Sevgi ve yardımlaşma

En büyük değer insan sevgisidir. İnsan sevgisi sınırsızdır: Sevgi olursa insanlar arasında birlik, beraberlik, mutluluk ve refah esas alınır. İnsan sevgisi olursa başkalarının mutluluğu istenir; insanlar kendi mutluluğu için harcadığı enerjiyi başkalarının mutluluğu için de harcar. Siz siz olan birlik ve beraberliğe zarar verenlerin insan sevgisi olduğuna, sizin sevdiğine inanmayın

Yardımsever olan insanlar ağlayan gözlere gülümseme vermesini, kişinin acılı ve ümitsiz günlerinde onun yanı başında olmasını bilir. Böyle bir insan çevresindeki insanlarla olan görüş ayrılıklarına öfkelenmeden geçiştirmesini bilen insandır. Başkalarının düşüncelerine de önem veren bir insan niteliğindedir.
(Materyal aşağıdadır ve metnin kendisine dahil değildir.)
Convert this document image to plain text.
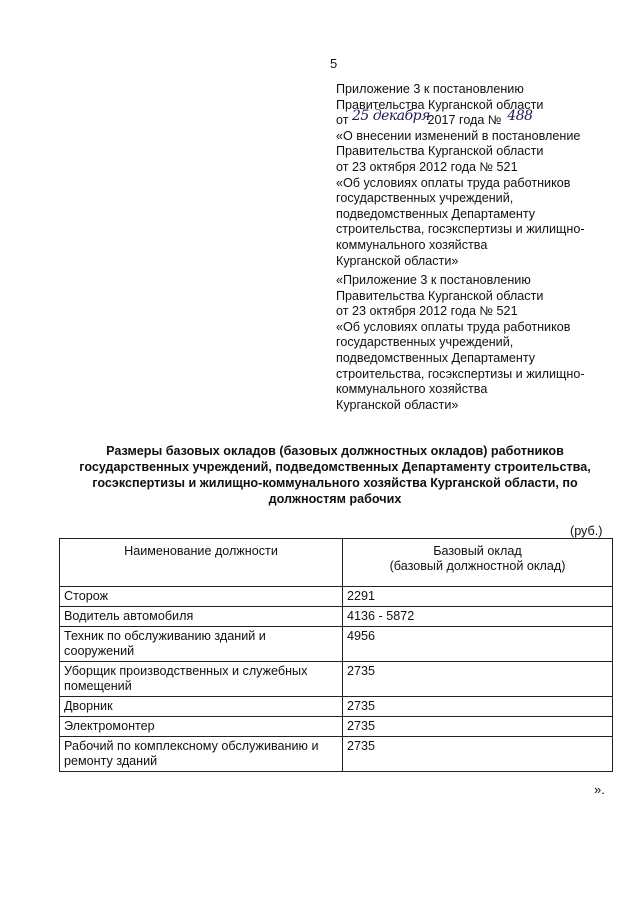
5
Приложение 3 к постановлению
Правительства Курганской области
от 25 декабря 2017 года № 488
«О внесении изменений в постановление
Правительства Курганской области
от 23 октября 2012 года № 521
«Об условиях оплаты труда работников
государственных учреждений,
подведомственных Департаменту
строительства, госэкспертизы и жилищно-
коммунального хозяйства
Курганской области»
«Приложение 3 к постановлению
Правительства Курганской области
от 23 октября 2012 года № 521
«Об условиях оплаты труда работников
государственных учреждений,
подведомственных Департаменту
строительства, госэкспертизы и жилищно-
коммунального хозяйства
Курганской области»
Размеры базовых окладов (базовых должностных окладов) работников
государственных учреждений, подведомственных Департаменту строительства,
госэкспертизы и жилищно-коммунального хозяйства Курганской области, по
должностям рабочих
(руб.)
Наименование должности	Базовый оклад
(базовый должностной оклад)

Сторож	2291
Водитель автомобиля	4136 - 5872
Техник по обслуживанию зданий и сооружений	4956
Уборщик производственных и служебных помещений	2735
Дворник	2735
Электромонтер	2735
Рабочий по комплексному обслуживанию и ремонту зданий	2735
».
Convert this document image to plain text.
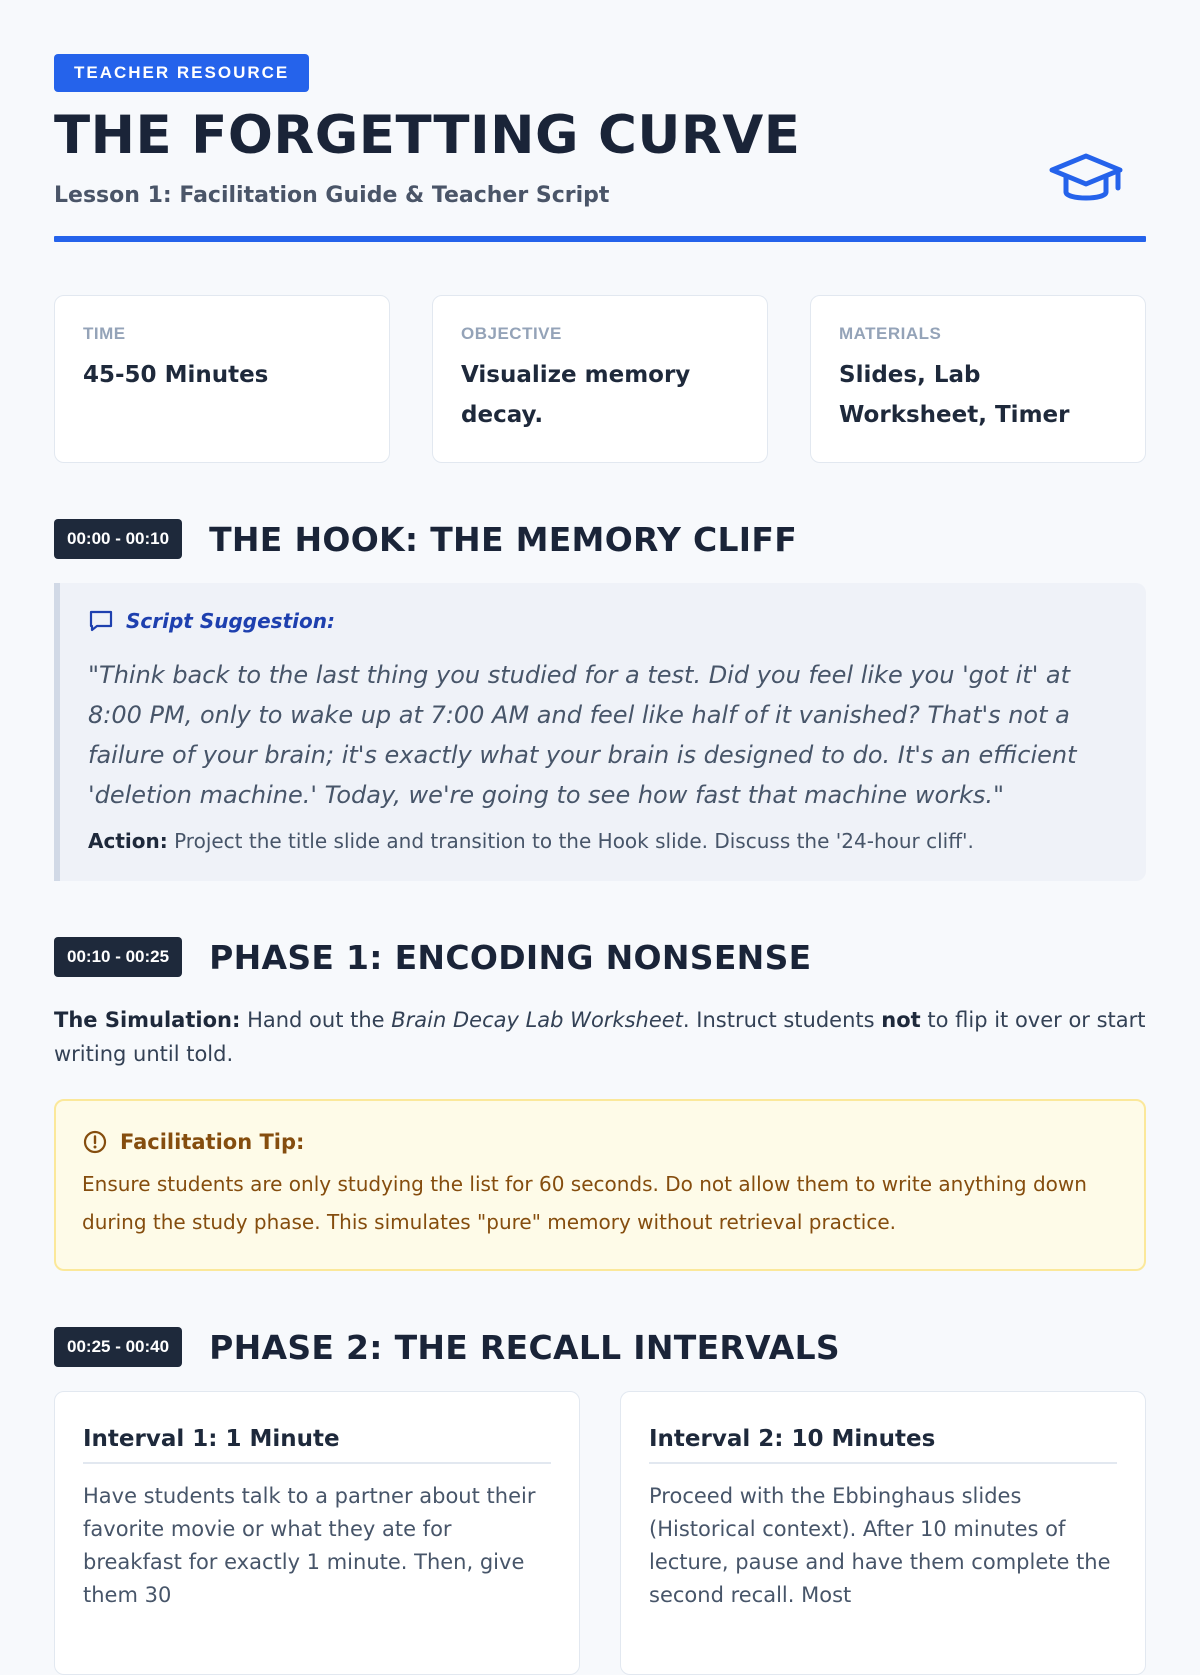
TEACHER RESOURCE
THE FORGETTING CURVE
Lesson 1: Facilitation Guide & Teacher Script
TIME
45-50 Minutes
OBJECTIVE
Visualize memory decay.
MATERIALS
Slides, Lab Worksheet, Timer
00:00 - 00:10	THE HOOK: THE MEMORY CLIFF
Script Suggestion:
"Think back to the last thing you studied for a test. Did you feel like you 'got it' at 8:00 PM, only to wake up at 7:00 AM and feel like half of it vanished? That's not a failure of your brain; it's exactly what your brain is designed to do. It's an efficient 'deletion machine.' Today, we're going to see how fast that machine works."
Action: Project the title slide and transition to the Hook slide. Discuss the '24-hour cliff'.
00:10 - 00:25	PHASE 1: ENCODING NONSENSE
The Simulation: Hand out the Brain Decay Lab Worksheet. Instruct students not to flip it over or start writing until told.
Facilitation Tip:
Ensure students are only studying the list for 60 seconds. Do not allow them to write anything down during the study phase. This simulates "pure" memory without retrieval practice.
00:25 - 00:40	PHASE 2: THE RECALL INTERVALS
Interval 1: 1 Minute
Have students talk to a partner about their favorite movie or what they ate for breakfast for exactly 1 minute. Then, give them 30
Interval 2: 10 Minutes
Proceed with the Ebbinghaus slides (Historical context). After 10 minutes of lecture, pause and have them complete the second recall. Most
Değerlerimiz kayboluyor diye yakınanların ileri sürdüğü gibi bu iki değerde sanki bir erozyon var…

Sorumluluk

Önce bir üzücü olayı hatırlatayım: Yıllar önce ‘Köprüde Japon mühendisin onur intiharı’ başlıklı bir haber okumuştum (bk 24.03.2015 tarihli gazeteler). İzmit Körfezi’nde yapımı süren asma köprünün taşıyıcı halatının kopmasından kendisini sorumlu tutan Japon mühendis Ryoichi Kishi, “Sorumluluk benim” yazılı not bırakarak hayatına son verdi.

Şunun biliyoruz ki kişinin kendi hayatına son vermesi bizim kültürümüzde/inancımızda yasaklanmış Ama Japon Kültürü farklı!
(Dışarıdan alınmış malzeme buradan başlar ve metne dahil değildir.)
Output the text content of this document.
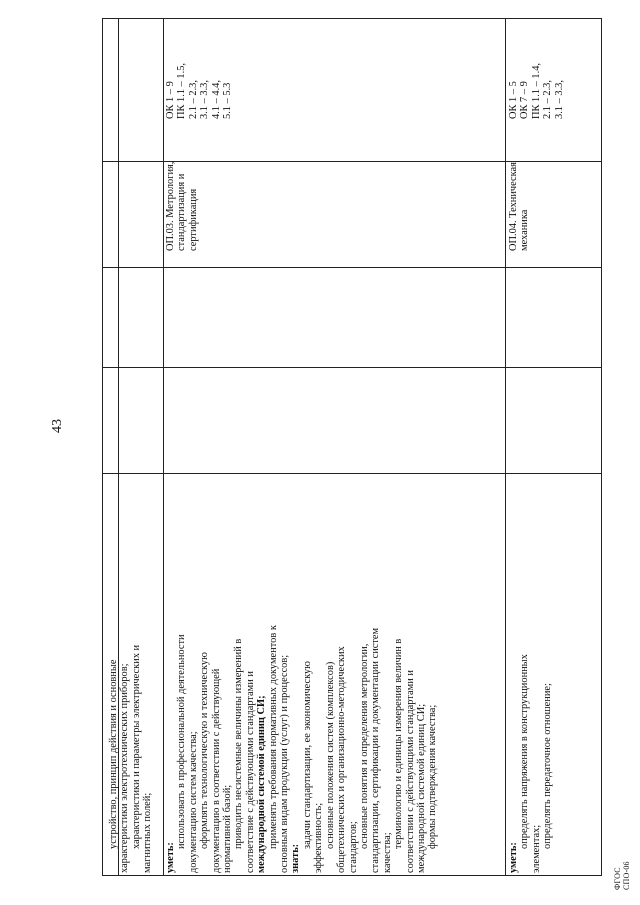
43
устройство, принцип действия и основные характеристики электротехнических приборов; характеристики и параметры электрических и магнитных полей; уметь:
использовать в профессиональной деятельности документацию систем качества; оформлять технологическую и техническую документацию в соответствии с действующей нормативной базой; приводить несистемные величины измерений в соответствие с действующими стандартами и международной системой единиц СИ; применять требования нормативных документов к основным видам продукции (услуг) и процессов; знать:
задачи стандартизации, ее экономическую эффективность; основные положения систем (комплексов) общетехнических и организационно-методических стандартов; основные понятия и определения метрологии, стандартизации, сертификации и документации систем качества;
терминологию и единицы измерения величин в соответствии с действующими стандартами и международной системой единиц СИ; формы подтверждения качества;
уметь:
определять напряжения в конструкционных элементах; определять передаточное отношение;
ОП.03. Метрология, стандартизация и сертификация	ОП.04. Техническая механика
ОК 1 – 9 ПК 1.1 – 1.5, 2.1 – 2.3, 3.1 – 3.3, 4.1 – 4.4, 5.1 – 5.3	ОК 1 – 5 ОК 7 – 9 ПК 1.1 – 1.4, 2.1 – 2.3, 3.1 – 3.3,
ФГОС СПО-06
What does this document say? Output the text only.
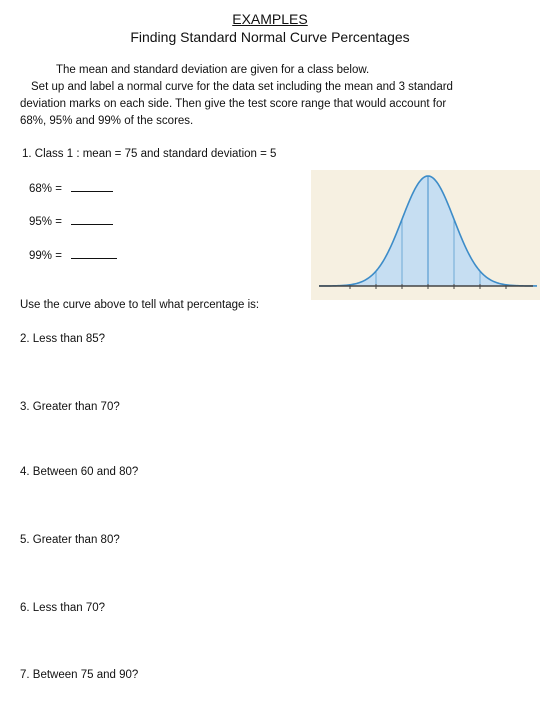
EXAMPLES
Finding Standard Normal Curve Percentages
The mean and standard deviation are given for a class below.
Set up and label a normal curve for the data set including the mean and 3 standard
deviation marks on each side. Then give the test score range that would account for
68%, 95% and 99% of the scores.
1. Class 1 : mean = 75 and standard deviation = 5
68% =
95% =
99% =
Use the curve above to tell what percentage is:
2. Less than 85?
3. Greater than 70?
4. Between 60 and 80?
5. Greater than 80?
6. Less than 70?
7. Between 75 and 90?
Sorumluluk; kişinin kendi davranışlarını veya kendi yetki alanına giren herhangi bir olayın sonuçlarını üstlenmesidir (mesuliyet). Bizde sorumluluğu almama kültürünmüzün zayıf halkası gibi…

Bu değerde şimdilerde eskiye göre erozyon oldu mu? Eskiden çok fazlaydı şimdi azaldı mı?

Bu sorunlara verilecek cevap için çok emin değilim!

Canlarım cevabı siz de düşünün!

Son söz: Değeri olmayan değersiz bir canlı varlıkdır.